If the future of driving is plugged into the electric vehicle, than the future of the industry—the car makers who design and shape the cars, the people who build them—is teetering on the eventual outcome of a “once-in-a-century” technology shift.

That’s the argument put forth by veteran New York Times reporter Jack Ewing in a recently published article—prompted no doubt by the ongoing strike by the United Auto Workers in Michigan and other states.

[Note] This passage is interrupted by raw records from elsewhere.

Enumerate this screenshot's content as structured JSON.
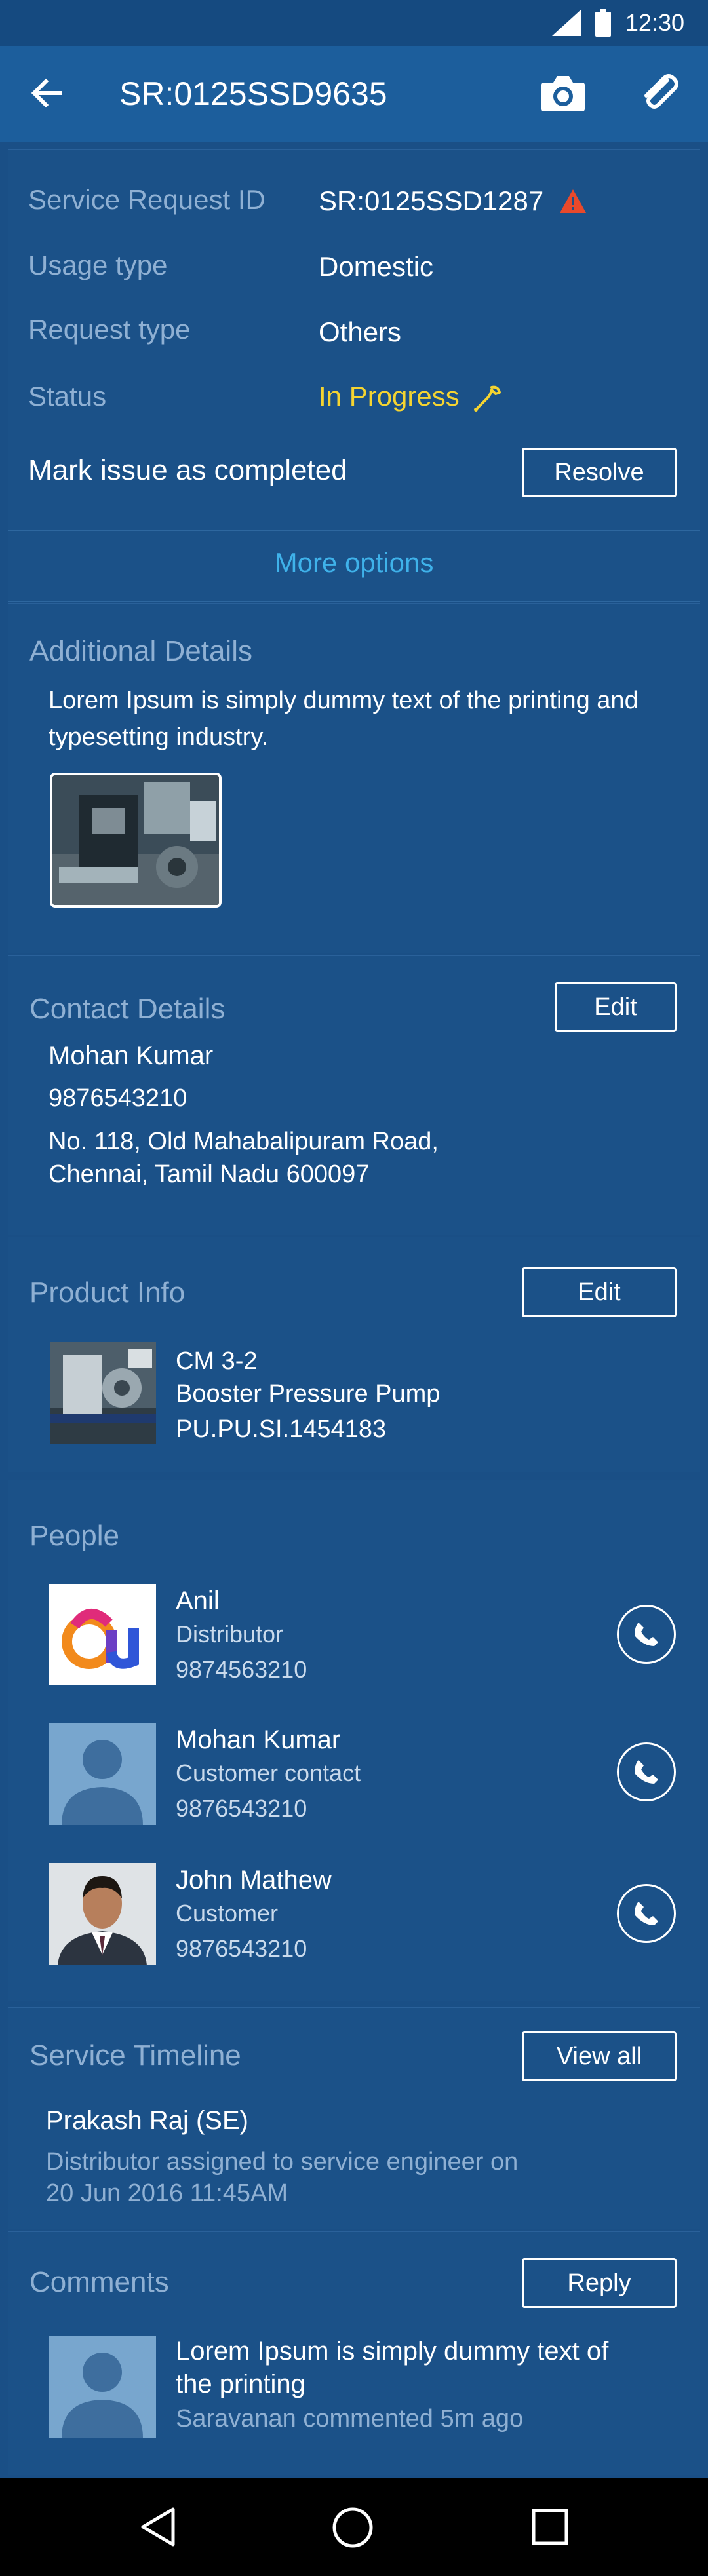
{
  "status_bar": {
    "time": "12:30",
    "signal_icon": "signal-icon",
    "battery_icon": "battery-icon"
  },
  "app_bar": {
    "title": "SR:0125SSD9635",
    "back_icon": "arrow-left-icon",
    "camera_icon": "camera-icon",
    "attach_icon": "paperclip-icon"
  },
  "summary": {
    "rows": [
      {
        "label": "Service Request ID",
        "value": "SR:0125SSD1287"
      },
      {
        "label": "Usage type",
        "value": "Domestic"
      },
      {
        "label": "Request type",
        "value": "Others"
      },
      {
        "label": "Status",
        "value": "In Progress"
      }
    ],
    "mark_complete_label": "Mark issue as completed",
    "resolve_button": "Resolve",
    "more_options": "More options",
    "status_color": "#f5d431",
    "warning_color": "#e8492b"
  },
  "additional": {
    "title": "Additional Details",
    "text": "Lorem Ipsum is simply dummy text of the printing and typesetting industry."
  },
  "contact": {
    "title": "Contact Details",
    "edit_button": "Edit",
    "name": "Mohan Kumar",
    "phone": "9876543210",
    "address_line1": "No. 118, Old Mahabalipuram Road,",
    "address_line2": "Chennai, Tamil Nadu 600097"
  },
  "product": {
    "title": "Product Info",
    "edit_button": "Edit",
    "model": "CM 3-2",
    "name": "Booster Pressure Pump",
    "serial": "PU.PU.SI.1454183"
  },
  "people": {
    "title": "People",
    "items": [
      {
        "name": "Anil",
        "role": "Distributor",
        "phone": "9874563210"
      },
      {
        "name": "Mohan Kumar",
        "role": "Customer contact",
        "phone": "9876543210"
      },
      {
        "name": "John Mathew",
        "role": "Customer",
        "phone": "9876543210"
      }
    ]
  },
  "timeline": {
    "title": "Service Timeline",
    "view_all_button": "View all",
    "actor": "Prakash Raj (SE)",
    "event_line1": "Distributor assigned to service engineer on",
    "event_line2": "20 Jun 2016 11:45AM"
  },
  "comments": {
    "title": "Comments",
    "reply_button": "Reply",
    "text_line1": "Lorem Ipsum is simply dummy text of",
    "text_line2": "the printing",
    "meta": "Saravanan commented 5m ago"
  },
  "nav": {
    "back_icon": "nav-back-icon",
    "home_icon": "nav-home-icon",
    "recents_icon": "nav-recents-icon"
  }
}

The Times headline reads “Battle Over Electric Vehicles Is Central to Auto Strike.”

Ewing characterizes the work stoppage as a “battle” between the industry powers in Detroit and the UAW, and suggests that the drama isn’t only about money, but also about the union’s role in a world where gasoline-powered cars emerge as the minority.

“Workers are trying to defend jobs as manufacturing shifts from internal combustion engines to batteries,” he writes. “Because they have fewer parts, electric cars can be made with fewer workers than gasoline vehicles.’’ He quotes John Casesa, who previously headed strategy at Ford Motor, ““The transition to EVs is dominating every bit of this discussion…it’s all about positioning the union to have a central role in the new electric industry.”

The story chronicles how manufacturers, including General Motors, Ford and Stellantis, are investing billions of dollars in the transition, which Ewing writes (perhaps as an overstatement) is “the biggest technological transformation since Henry Ford’s moving assembly line started up at the beginning of the 20th century.”

Ewing capsulizes all the usual concerns and arguments that have led to the strike, now entering its second week. For industry workers, for instance, he says that the “biggest concern is that electric vehicles have far fewer parts than gasoline models and will render many jobs obsolete.”

For the car makers, despite the money being spent, he writes that they’re reaping little if any profit, and that, according to the companies, agreeing to the union’s demands could bankrupt them. The story quotes Jim Farley, Ford’s chief executive, who said last week, “We want to actually have a conversation about a sustainable future, not one that forces us to choose between going out of business and rewarding our workers.”

The reaction from the union is fairly predictable. Ewing quotes Karl Brauer, executive analyst at iSeeCars.com, an online marketplace, who suggests the UAW is “not going to have a lot of patience for sob stories.”

Ewing makes a point in his story not to ignore the elephant in the room: Tesla. In fact, he says, a positive outcome from the strike for the union would likely give it a strong bargaining chip in an effort to organize employees at Tesla “and other nonunion carmakers like Hyundai, which is planning to manufacture electric vehicles at a massive new factory in Georgia.